Un nouveau décès a été enregistré dans le cadre des manifestations qui secouent la Côte d’Ivoire à quelques jours du scrutin présidentiel du 25 octobre. Le procureur de la République près le tribunal de première instance de Toumodi a annoncé, mercredi 22 octobre, la mort d’un homme survenue la veille dans le village de Kami, situé dans la commune de Yamoussoukro.
Un homme de 46 ans
Selon le communiqué officiel, “dans la matinée du mardi 21 octobre 2025, des individus participant à un attroupement sur la voie publique obstruaient les accès au village de Kami, en érigeant des barricades”. Les éléments de la gendarmerie nationale dépêchés sur place pour rétablir l’ordre ont procédé au démantèlement des obstacles. “Aidant les gendarmes à dégager la route, un homme a reçu une pierre à la tête. Evacué d’urgence au centre de santé des armées de la 6ᵉ légion de gendarmerie territoriale, il a succombé à ses blessures”, précise le procureur.

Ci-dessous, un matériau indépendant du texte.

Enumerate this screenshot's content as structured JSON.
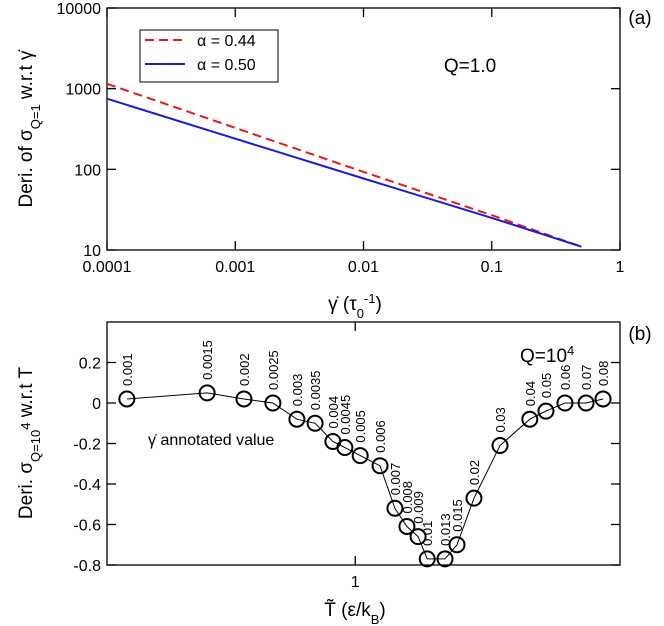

La victime a été identifiée comme Konan Paul Kacou, âgé de 46 ans. Le médecin-chef du centre médical a conclu à “une mort violente par traumatisme crânien dû à un objet contondant”. Une enquête a été ouverte afin de déterminer les circonstances exactes du drame et d’identifier les auteurs.
Ce nouveau décès porte à trois le nombre de morts recensés officiellement depuis la reprise des manifestations contre un quatrième mandat du président sortant, Alassane Ouattara. Le lundi 20 octobre, le parquet de Daloa avait déjà annoncé la mort de Kprohi Marc Géraude, 34 ans, interpellé lors du démantèlement d’un barrage sur l’axe Daloa–Issia. Le jeune homme est décédé “au cours de son évacuation vers le Centre hospitalier régional de Daloa”, selon le communiqué du procureur local.
Le même jour, le gouvernement avait confirmé la mort d’un sous-lieutenant de gendarmerie, Daniogo Klenon Lassina, tué par balles à Agboville lors d’une opération de dispersion d’un attroupement.
Un climat politique électrique
Ces incidents surviennent dans un climat particulièrement tendu, à la veille de l’élection présidentielle du 25 octobre. Depuis la mi-octobre, plusieurs villes du pays, notamment Daloa, Agboville, Yamoussoukro et Ouragahio, ont été le théâtre d’affrontements sporadiques entre manifestants et forces de l’ordre. Des routes ont été bloquées, des pneus brûlés, et des interventions musclées des forces de l’ordre ont été signalées.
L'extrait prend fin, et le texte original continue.